There is a contrast between the way we live our lives offline and the way we live our lives online. In the offline world, we transact exactly like the way we communicate- effortlessly. The business here somehow knows if we can pay or not. Human intelligence allows the service provider to identify us as the unique being we are, and then judge from our conduct, past behaviour and a plethora of subconscious signals, whether we can afford the service or not. They don't ask for usernames and passwords before opening doors. The interaction is simple - you enter - buy something - pay - leave.
In the digital world however, the same transaction is tedious to say the least. Every service provider asks you to first sign up by filling forms, then sign in, then avail the service, then pay, then authenticate yourself again, then sign off. In effect, the consumer ends up with a mountain pile of usernames and passwords. The beleaguered user is a slave of Usernames! An identity given to you by one business can't be used by another business. It is not the identity that you have chosen for yourself.
The government program Digital India is laying the path for a consumer to be identified digitally and instantly so, just like she would be identified by an offline business.
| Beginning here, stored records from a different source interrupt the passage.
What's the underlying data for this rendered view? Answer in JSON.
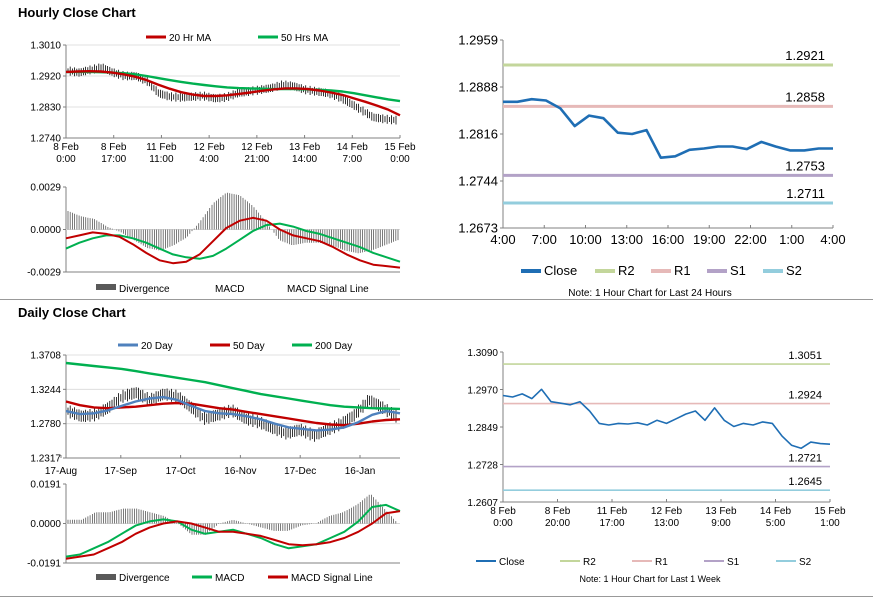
{
  "sections": {
    "hourly_title": "Hourly Close Chart",
    "daily_title": "Daily Close Chart"
  },
  "colors": {
    "close": "#1f6eb4",
    "r2": "#c3d69b",
    "r1": "#e6b9b8",
    "s1": "#b3a2c7",
    "s2": "#93cddd",
    "ma_red": "#c00000",
    "ma_green": "#00b050",
    "ma_blue": "#4f81bd",
    "divergence": "#595959",
    "candle": "#000000",
    "axis": "#808080"
  },
  "chart_data": [
    {
      "id": "hourly_price",
      "type": "line",
      "title": "",
      "legend": [
        "20 Hr MA",
        "50 Hrs MA"
      ],
      "legend_position": "top",
      "ylim": [
        1.274,
        1.301
      ],
      "yticks": [
        "1.3010",
        "1.2920",
        "1.2830",
        "1.2740"
      ],
      "xticks": [
        {
          "l1": "8 Feb",
          "l2": "0:00"
        },
        {
          "l1": "8 Feb",
          "l2": "17:00"
        },
        {
          "l1": "11 Feb",
          "l2": "11:00"
        },
        {
          "l1": "12 Feb",
          "l2": "4:00"
        },
        {
          "l1": "12 Feb",
          "l2": "21:00"
        },
        {
          "l1": "13 Feb",
          "l2": "14:00"
        },
        {
          "l1": "14 Feb",
          "l2": "7:00"
        },
        {
          "l1": "15 Feb",
          "l2": "0:00"
        }
      ],
      "grid": true,
      "series": [
        {
          "name": "Close",
          "values": [
            1.2935,
            1.293,
            1.2938,
            1.2945,
            1.293,
            1.292,
            1.292,
            1.2905,
            1.287,
            1.286,
            1.2858,
            1.286,
            1.2862,
            1.2855,
            1.2858,
            1.287,
            1.2875,
            1.288,
            1.2885,
            1.2895,
            1.289,
            1.288,
            1.2875,
            1.287,
            1.2858,
            1.284,
            1.282,
            1.28,
            1.2795,
            1.2792
          ]
        },
        {
          "name": "20 Hr MA",
          "values": [
            1.2932,
            1.2933,
            1.2934,
            1.2933,
            1.293,
            1.2925,
            1.2918,
            1.2908,
            1.2895,
            1.2883,
            1.2873,
            1.2866,
            1.2862,
            1.2862,
            1.2864,
            1.2868,
            1.2872,
            1.2877,
            1.2881,
            1.2884,
            1.2884,
            1.2882,
            1.2878,
            1.2872,
            1.2865,
            1.2855,
            1.2845,
            1.2834,
            1.2822,
            1.2806
          ]
        },
        {
          "name": "50 Hrs MA",
          "values": [
            1.2932,
            1.2932,
            1.2932,
            1.2931,
            1.293,
            1.2928,
            1.2925,
            1.292,
            1.2914,
            1.2908,
            1.2903,
            1.2898,
            1.2894,
            1.289,
            1.2887,
            1.2885,
            1.2884,
            1.2883,
            1.2882,
            1.2882,
            1.2882,
            1.2881,
            1.288,
            1.2878,
            1.2875,
            1.287,
            1.2864,
            1.2858,
            1.2852,
            1.2847
          ]
        }
      ]
    },
    {
      "id": "hourly_macd",
      "type": "line",
      "title": "",
      "legend": [
        "Divergence",
        "MACD",
        "MACD Signal Line"
      ],
      "legend_position": "bottom",
      "ylim": [
        -0.0029,
        0.0029
      ],
      "yticks": [
        "0.0029",
        "0.0000",
        "-0.0029"
      ],
      "grid": true,
      "series": [
        {
          "name": "MACD",
          "values": [
            -0.0006,
            -0.0004,
            -0.0002,
            -0.0003,
            -0.0005,
            -0.001,
            -0.0016,
            -0.0021,
            -0.0023,
            -0.0022,
            -0.0017,
            -0.0008,
            0.0001,
            0.0006,
            0.0008,
            0.0006,
            0.0,
            -0.0004,
            -0.0006,
            -0.0008,
            -0.0012,
            -0.0017,
            -0.0021,
            -0.0024,
            -0.0025,
            -0.0026
          ]
        },
        {
          "name": "MACD Signal Line",
          "values": [
            -0.0013,
            -0.0009,
            -0.0006,
            -0.0004,
            -0.0004,
            -0.0006,
            -0.0009,
            -0.0013,
            -0.0017,
            -0.0019,
            -0.002,
            -0.0018,
            -0.0013,
            -0.0007,
            -0.0001,
            0.0003,
            0.0004,
            0.0002,
            -0.0001,
            -0.0003,
            -0.0006,
            -0.0009,
            -0.0012,
            -0.0016,
            -0.0019,
            -0.0022
          ]
        }
      ]
    },
    {
      "id": "hourly_levels",
      "type": "line",
      "title": "",
      "note": "Note: 1 Hour Chart for Last 24 Hours",
      "legend": [
        "Close",
        "R2",
        "R1",
        "S1",
        "S2"
      ],
      "legend_position": "bottom",
      "ylim": [
        1.2673,
        1.2959
      ],
      "yticks": [
        "1.2959",
        "1.2888",
        "1.2816",
        "1.2744",
        "1.2673"
      ],
      "xticks": [
        "4:00",
        "7:00",
        "10:00",
        "13:00",
        "16:00",
        "19:00",
        "22:00",
        "1:00",
        "4:00"
      ],
      "levels": [
        {
          "name": "R2",
          "value": 1.2921,
          "label": "1.2921"
        },
        {
          "name": "R1",
          "value": 1.2858,
          "label": "1.2858"
        },
        {
          "name": "S1",
          "value": 1.2753,
          "label": "1.2753"
        },
        {
          "name": "S2",
          "value": 1.2711,
          "label": "1.2711"
        }
      ],
      "series": [
        {
          "name": "Close",
          "values": [
            1.2865,
            1.2865,
            1.2869,
            1.2867,
            1.2855,
            1.2828,
            1.2844,
            1.284,
            1.2818,
            1.2816,
            1.2822,
            1.278,
            1.2782,
            1.2792,
            1.2794,
            1.2797,
            1.2797,
            1.2793,
            1.2804,
            1.2797,
            1.2791,
            1.2791,
            1.2794,
            1.2794
          ]
        }
      ]
    },
    {
      "id": "daily_price",
      "type": "line",
      "title": "",
      "legend": [
        "20 Day",
        "50 Day",
        "200 Day"
      ],
      "legend_position": "top",
      "ylim": [
        1.2317,
        1.3708
      ],
      "yticks": [
        "1.3708",
        "1.3244",
        "1.2780",
        "1.2317"
      ],
      "xticks": [
        "17-Aug",
        "17-Sep",
        "17-Oct",
        "16-Nov",
        "17-Dec",
        "16-Jan"
      ],
      "grid": true,
      "series": [
        {
          "name": "Close",
          "values": [
            1.295,
            1.288,
            1.29,
            1.3,
            1.315,
            1.32,
            1.31,
            1.318,
            1.315,
            1.3,
            1.285,
            1.29,
            1.296,
            1.285,
            1.28,
            1.272,
            1.265,
            1.27,
            1.262,
            1.27,
            1.278,
            1.29,
            1.31,
            1.3,
            1.288
          ]
        },
        {
          "name": "20 Day",
          "values": [
            1.295,
            1.291,
            1.292,
            1.296,
            1.302,
            1.308,
            1.312,
            1.314,
            1.31,
            1.302,
            1.295,
            1.292,
            1.291,
            1.288,
            1.284,
            1.278,
            1.273,
            1.271,
            1.269,
            1.27,
            1.273,
            1.28,
            1.29,
            1.295,
            1.292
          ]
        },
        {
          "name": "50 Day",
          "values": [
            1.308,
            1.303,
            1.3,
            1.299,
            1.3,
            1.301,
            1.303,
            1.305,
            1.306,
            1.305,
            1.302,
            1.299,
            1.297,
            1.294,
            1.291,
            1.288,
            1.285,
            1.282,
            1.279,
            1.277,
            1.276,
            1.278,
            1.281,
            1.283,
            1.284
          ]
        },
        {
          "name": "200 Day",
          "values": [
            1.36,
            1.358,
            1.356,
            1.354,
            1.352,
            1.349,
            1.346,
            1.343,
            1.34,
            1.337,
            1.334,
            1.33,
            1.326,
            1.322,
            1.318,
            1.315,
            1.312,
            1.309,
            1.306,
            1.303,
            1.301,
            1.3,
            1.299,
            1.2985,
            1.298
          ]
        }
      ]
    },
    {
      "id": "daily_macd",
      "type": "line",
      "title": "",
      "legend": [
        "Divergence",
        "MACD",
        "MACD Signal Line"
      ],
      "legend_position": "bottom",
      "ylim": [
        -0.0191,
        0.0191
      ],
      "yticks": [
        "0.0191",
        "0.0000",
        "-0.0191"
      ],
      "grid": true,
      "series": [
        {
          "name": "MACD",
          "values": [
            -0.016,
            -0.015,
            -0.012,
            -0.009,
            -0.005,
            -0.001,
            0.001,
            0.002,
            0.001,
            -0.003,
            -0.005,
            -0.004,
            -0.003,
            -0.005,
            -0.007,
            -0.01,
            -0.012,
            -0.011,
            -0.01,
            -0.007,
            -0.004,
            0.001,
            0.008,
            0.009,
            0.006
          ]
        },
        {
          "name": "MACD Signal Line",
          "values": [
            -0.017,
            -0.016,
            -0.015,
            -0.012,
            -0.009,
            -0.005,
            -0.002,
            0.0,
            0.001,
            0.0,
            -0.002,
            -0.004,
            -0.004,
            -0.005,
            -0.006,
            -0.008,
            -0.01,
            -0.0105,
            -0.01,
            -0.009,
            -0.007,
            -0.004,
            0.0,
            0.005,
            0.006
          ]
        }
      ]
    },
    {
      "id": "daily_levels",
      "type": "line",
      "title": "",
      "note": "Note: 1 Hour Chart for Last 1 Week",
      "legend": [
        "Close",
        "R2",
        "R1",
        "S1",
        "S2"
      ],
      "legend_position": "bottom",
      "ylim": [
        1.2607,
        1.309
      ],
      "yticks": [
        "1.3090",
        "1.2970",
        "1.2849",
        "1.2728",
        "1.2607"
      ],
      "xticks": [
        {
          "l1": "8 Feb",
          "l2": "0:00"
        },
        {
          "l1": "8 Feb",
          "l2": "20:00"
        },
        {
          "l1": "11 Feb",
          "l2": "17:00"
        },
        {
          "l1": "12 Feb",
          "l2": "13:00"
        },
        {
          "l1": "13 Feb",
          "l2": "9:00"
        },
        {
          "l1": "14 Feb",
          "l2": "5:00"
        },
        {
          "l1": "15 Feb",
          "l2": "1:00"
        }
      ],
      "levels": [
        {
          "name": "R2",
          "value": 1.3051,
          "label": "1.3051"
        },
        {
          "name": "R1",
          "value": 1.2924,
          "label": "1.2924"
        },
        {
          "name": "S1",
          "value": 1.2721,
          "label": "1.2721"
        },
        {
          "name": "S2",
          "value": 1.2645,
          "label": "1.2645"
        }
      ],
      "series": [
        {
          "name": "Close",
          "values": [
            1.295,
            1.2945,
            1.2955,
            1.294,
            1.297,
            1.293,
            1.2925,
            1.292,
            1.293,
            1.29,
            1.286,
            1.2855,
            1.286,
            1.2858,
            1.2862,
            1.2855,
            1.287,
            1.286,
            1.2875,
            1.289,
            1.29,
            1.287,
            1.291,
            1.287,
            1.285,
            1.286,
            1.2855,
            1.2865,
            1.286,
            1.282,
            1.279,
            1.278,
            1.28,
            1.2795,
            1.2793
          ]
        }
      ]
    }
  ]
}
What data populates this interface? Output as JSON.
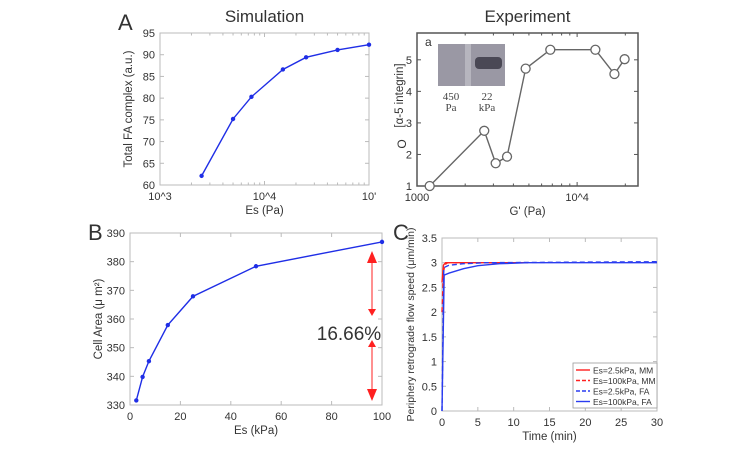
{
  "labels": {
    "panel_a": "A",
    "panel_b": "B",
    "panel_c": "C"
  },
  "chart_data": [
    {
      "id": "sim",
      "type": "line",
      "title": "Simulation",
      "xlabel": "Es (Pa)",
      "ylabel": "Total FA complex (a.u.)",
      "xscale": "log",
      "xlim": [
        1000,
        100000
      ],
      "ylim": [
        60,
        95
      ],
      "xticks": [
        1000,
        10000,
        100000
      ],
      "xtick_labels": [
        "10^3",
        "10^4",
        "10'"
      ],
      "yticks": [
        60,
        65,
        70,
        75,
        80,
        85,
        90,
        95
      ],
      "series": [
        {
          "color": "#1f2ee6",
          "marker": "dot",
          "x": [
            2500,
            5000,
            7500,
            15000,
            25000,
            50000,
            100000
          ],
          "y": [
            62.1,
            75.2,
            80.3,
            86.6,
            89.4,
            91.1,
            92.3
          ]
        }
      ]
    },
    {
      "id": "exp",
      "type": "line",
      "title": "Experiment",
      "panel_tag": "a",
      "xlabel": "G' (Pa)",
      "ylabel": "[α-5 integrin]",
      "ylabel_symbol": "O",
      "xscale": "log",
      "xlim": [
        1000,
        24000
      ],
      "ylim": [
        1,
        5.85
      ],
      "xticks": [
        1000,
        10000
      ],
      "xtick_labels": [
        "1000",
        "10^4"
      ],
      "yticks": [
        1,
        2,
        3,
        4,
        5
      ],
      "inset": {
        "lanes": [
          {
            "label1": "450",
            "label2": "Pa"
          },
          {
            "label1": "22",
            "label2": "kPa"
          }
        ]
      },
      "series": [
        {
          "color": "#666666",
          "marker": "circle",
          "x": [
            1200,
            2630,
            3100,
            3650,
            4770,
            6800,
            13000,
            17100,
            19800
          ],
          "y": [
            1,
            2.75,
            1.72,
            1.93,
            4.72,
            5.32,
            5.32,
            4.55,
            5.02
          ]
        }
      ]
    },
    {
      "id": "area",
      "type": "line",
      "xlabel": "Es (kPa)",
      "ylabel": "Cell Area (μ m²)",
      "xlim": [
        0,
        100
      ],
      "ylim": [
        330,
        390
      ],
      "xticks": [
        0,
        20,
        40,
        60,
        80,
        100
      ],
      "yticks": [
        330,
        340,
        350,
        360,
        370,
        380,
        390
      ],
      "annotation": {
        "text": "16.66%",
        "color": "#ff2020"
      },
      "series": [
        {
          "color": "#1f2ee6",
          "marker": "dot",
          "x": [
            2.5,
            5,
            7.5,
            15,
            25,
            50,
            100
          ],
          "y": [
            331.6,
            339.8,
            345.3,
            357.9,
            367.9,
            378.4,
            386.9
          ]
        }
      ]
    },
    {
      "id": "flow",
      "type": "line",
      "xlabel": "Time (min)",
      "ylabel": "Periphery retrograde flow speed (μm/min)",
      "xlim": [
        0,
        30
      ],
      "ylim": [
        0,
        3.5
      ],
      "xticks": [
        0,
        5,
        10,
        15,
        20,
        25,
        30
      ],
      "yticks": [
        0,
        0.5,
        1,
        1.5,
        2,
        2.5,
        3,
        3.5
      ],
      "legend": "bottom-right",
      "series": [
        {
          "name": "Es=2.5kPa, MM",
          "color": "#ff2020",
          "dash": false,
          "x": [
            0,
            0.2,
            0.5,
            12
          ],
          "y": [
            2.6,
            2.95,
            3.0,
            3.0
          ]
        },
        {
          "name": "Es=100kPa, MM",
          "color": "#ff2020",
          "dash": true,
          "x": [
            0,
            0.2,
            0.4,
            0.8,
            12
          ],
          "y": [
            2.0,
            2.8,
            2.96,
            3.0,
            3.0
          ]
        },
        {
          "name": "Es=2.5kPa, FA",
          "color": "#2a3cf0",
          "dash": true,
          "x": [
            0,
            0.25,
            1,
            3,
            6,
            30
          ],
          "y": [
            0,
            2.9,
            2.95,
            2.98,
            3.0,
            3.02
          ]
        },
        {
          "name": "Es=100kPa, FA",
          "color": "#2a3cf0",
          "dash": false,
          "x": [
            0,
            0.3,
            1,
            3,
            5,
            8,
            12,
            30
          ],
          "y": [
            0,
            2.75,
            2.79,
            2.88,
            2.94,
            2.98,
            3.0,
            3.0
          ]
        }
      ]
    }
  ]
}
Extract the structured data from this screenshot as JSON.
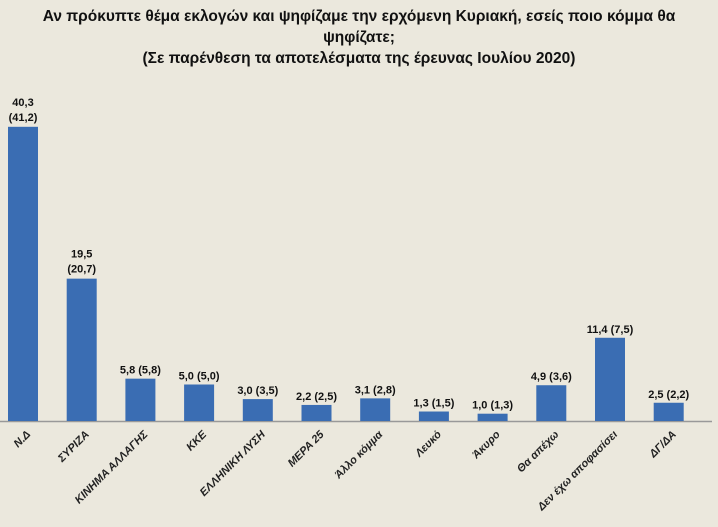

Now, this is not enough for interacting with businesses, isn't it? Not only must the consumer identify herself but must also have a way to provide additional credible and verifiable information to an online business quickly and seamlessly in order to avail a service. This opens up a pressing need for everyone to manage their digital identity and digital footprint, better. And this is the only way we can mimic an offline experience digitally.
With the growing power in digital identities, it becomes essential for the consumer to be aware of her data and be able to absolutely control the consumption of it. To sustain the intense digitization wave that has now begun, while still making sure data privacy is not at risk, the world must move from a business-centric view to a consumer-centric view.
India is building one of the finest digital infrastructures for tomorrow's world. A rich buffet of APIs that help consumers identify themselves; manage their digital footprints; access financial services and control data access, all of this through consent.
On top of the India stack, businesses have this unprecedented opportunity to engage with a consumer individually or collaboratively. Multiple service providers can come together and offer a packaged deal to a consumer. For example, a bank can finance an MSME along with an insurance company which insures the loan amount along with a business consulting company who is also roped in as a part of the offer to impart necessary technology upgrade and skill training to the MSME team. This not only gives financial access to the MSME but also makes sure that any chances of the entrepreneur failing are minimised. It is imperative to find that win-win model where public-private partnerships flourish with mutual-benefit.